Sicurezza e movida a Roma: scattano i sigilli per tre locali tra Prati e Centro
L’attività di monitoraggio sui locali della movida romana non accenna a fermarsi, segnando un nuovo capitolo nella vasta operazione di controllo che interessa il cuore della Capitale. Durante l’ultimo fine settimana, un’azione congiunta ha portato alla chiusura di tre noti club situati tra il quartiere Prati e il centro storico, confermando la linea dura adottata dalle autorità per garantire la pubblica incolumità e il rispetto delle regole da parte degli esercenti. Questo piano di verifiche capillari, che mira a tutelare gli avventori e a imporre il rigoroso rispetto delle normative vigenti, si inserisce in un contesto di vigilanza costante che solo nel corso del 2025 ha visto la polizia locale eseguire oltre 11mila accertamenti, un numero che sale vertiginosamente fino a raggiungere la quota di 35mila interventi se si considera l’intero comparto commerciale cittadino.
L’intervento più recente ha visto una sinergia tra diverse forze dell’ordine, coordinate dalla Procura della Repubblica di Roma. Agenti della Polizia Locale, unitamente a personale dell’Arma dei Carabinieri, della Guardia di Finanza e dei Vigili del Fuoco, hanno lavorato fianco a fianco per setacciare i locali notturni, focalizzandosi non solo sulla regolarità delle licenze ma soprattutto sulla sicurezza degli impianti e delle strutture. Questa collaborazione interforze è stata pensata per permettere a ogni corpo di mettere in campo le proprie competenze specifiche, dalla prevenzione incendi alla verifica dei requisiti igienico-sanitari e amministrativi.

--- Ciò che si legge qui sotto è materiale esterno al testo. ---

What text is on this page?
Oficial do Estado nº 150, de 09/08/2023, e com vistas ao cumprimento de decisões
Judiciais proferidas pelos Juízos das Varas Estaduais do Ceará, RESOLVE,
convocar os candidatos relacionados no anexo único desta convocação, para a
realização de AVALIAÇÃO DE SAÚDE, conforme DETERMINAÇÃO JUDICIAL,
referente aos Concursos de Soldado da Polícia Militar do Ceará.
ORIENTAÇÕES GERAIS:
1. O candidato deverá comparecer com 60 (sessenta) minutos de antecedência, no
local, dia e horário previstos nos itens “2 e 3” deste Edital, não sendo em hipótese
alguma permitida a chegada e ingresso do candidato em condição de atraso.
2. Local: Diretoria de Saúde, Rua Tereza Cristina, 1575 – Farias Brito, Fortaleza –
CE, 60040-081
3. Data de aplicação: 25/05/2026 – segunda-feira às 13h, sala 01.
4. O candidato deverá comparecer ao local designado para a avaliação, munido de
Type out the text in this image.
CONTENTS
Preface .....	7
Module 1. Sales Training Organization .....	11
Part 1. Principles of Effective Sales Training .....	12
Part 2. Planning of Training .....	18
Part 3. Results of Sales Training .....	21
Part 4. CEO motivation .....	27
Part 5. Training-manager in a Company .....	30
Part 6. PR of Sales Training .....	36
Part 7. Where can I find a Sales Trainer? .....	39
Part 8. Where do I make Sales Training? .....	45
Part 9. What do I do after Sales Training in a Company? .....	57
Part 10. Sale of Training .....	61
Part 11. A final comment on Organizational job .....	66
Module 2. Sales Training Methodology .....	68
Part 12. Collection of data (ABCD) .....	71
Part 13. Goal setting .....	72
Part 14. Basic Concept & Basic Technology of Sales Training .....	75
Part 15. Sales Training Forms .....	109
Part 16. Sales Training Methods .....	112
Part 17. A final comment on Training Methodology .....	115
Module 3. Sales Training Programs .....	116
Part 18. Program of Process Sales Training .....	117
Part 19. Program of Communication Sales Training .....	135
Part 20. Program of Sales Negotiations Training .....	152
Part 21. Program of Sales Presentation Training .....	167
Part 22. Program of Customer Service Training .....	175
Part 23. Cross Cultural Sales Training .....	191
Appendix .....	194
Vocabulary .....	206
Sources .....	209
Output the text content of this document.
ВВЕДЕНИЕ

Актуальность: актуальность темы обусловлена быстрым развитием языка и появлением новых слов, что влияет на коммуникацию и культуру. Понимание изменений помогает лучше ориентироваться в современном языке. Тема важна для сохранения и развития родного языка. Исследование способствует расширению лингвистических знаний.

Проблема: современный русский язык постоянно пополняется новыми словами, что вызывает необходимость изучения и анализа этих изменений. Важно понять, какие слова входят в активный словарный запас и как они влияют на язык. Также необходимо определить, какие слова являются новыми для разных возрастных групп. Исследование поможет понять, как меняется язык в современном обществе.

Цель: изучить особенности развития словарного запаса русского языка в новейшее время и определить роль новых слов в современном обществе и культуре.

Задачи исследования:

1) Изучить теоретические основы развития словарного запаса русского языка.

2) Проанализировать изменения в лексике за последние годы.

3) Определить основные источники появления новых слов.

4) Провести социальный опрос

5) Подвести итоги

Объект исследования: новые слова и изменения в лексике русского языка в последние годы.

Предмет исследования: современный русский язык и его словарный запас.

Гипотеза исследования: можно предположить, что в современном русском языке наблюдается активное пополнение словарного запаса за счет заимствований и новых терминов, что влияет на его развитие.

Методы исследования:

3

La memoria collettiva resta ancora segnata da eventi drammatici avvenuti all’estero, come la strage in Svizzera a Crans Montana, un monito che spinge le istituzioni romane a mantenere altissima l’attenzione.
Tra i locali colpiti dai provvedimenti di chiusura immediata figurano un’associazione culturale e una discoteca nel quartiere Prati, oltre a un ulteriore spazio associativo situato in zona centro. Per i gestori sono scattate denunce e prescrizioni rigorose a causa della «mancata osservanza delle norme sulla sicurezza». Le autorità hanno riscontrato criticità che spaziano dalle modifiche strutturali non autorizzate alla presenza di ostacoli lungo le vie di evacuazione, situazioni che avrebbero potuto mettere a serio rischio i frequentatori in caso di emergenza. Questi nuovi sigilli seguono quelli già apposti in precedenza a locali storici e molto frequentati come ad esempio il Piper di via Tagliamento, dove erano emerse problematiche simili relative alla stabilità degli impianti e alla gestione degli spazi.
Oltre agli aspetti puramente strutturali, il bilancio delle sanzioni amministrative ammonta a circa 15mila euro, una cifra che testimonia la varietà delle infrazioni rilevate durante il weekend. Tra le violazioni più comuni spiccano il fumo all’interno dei locali, l’assenza dei precursori alcolici e la mancanza della cartellonistica obbligatoria. Non sono mancate contestazioni per l’installazione di faretti e tende abusive, così come per la somministrazione di cibi e bevande a persone non regolarmente tesserate presso le associazioni culturali. Anche la gestione dei rifiuti è finita sotto la lente d’ingrandimento, con diverse multe elevate per il mancato rispetto delle regole sulla raccolta differenziata e gravi carenze igienico-sanitarie.
La sospensione dell’attività rimarrà in vigore fino a quando i titolari non avranno provveduto a regolarizzare tutte le posizioni contestate. Soltanto dopo un nuovo e rigoroso controllo da parte degli organi competenti i club potranno riaprire i battenti. Le autorità hanno chiarito che, nel caso in cui i gestori dovessero esercitare l’attività senza aver dato seguito alle prescrizioni ricevute, saranno passibili di denuncia per violazione del Testo unico delle leggi di pubblica sicurezza. Il piano di controlli proseguirà con regolarità nelle prossime settimane per garantire che il divertimento notturno avvenga sempre in contesti sicuri e a norma di legge.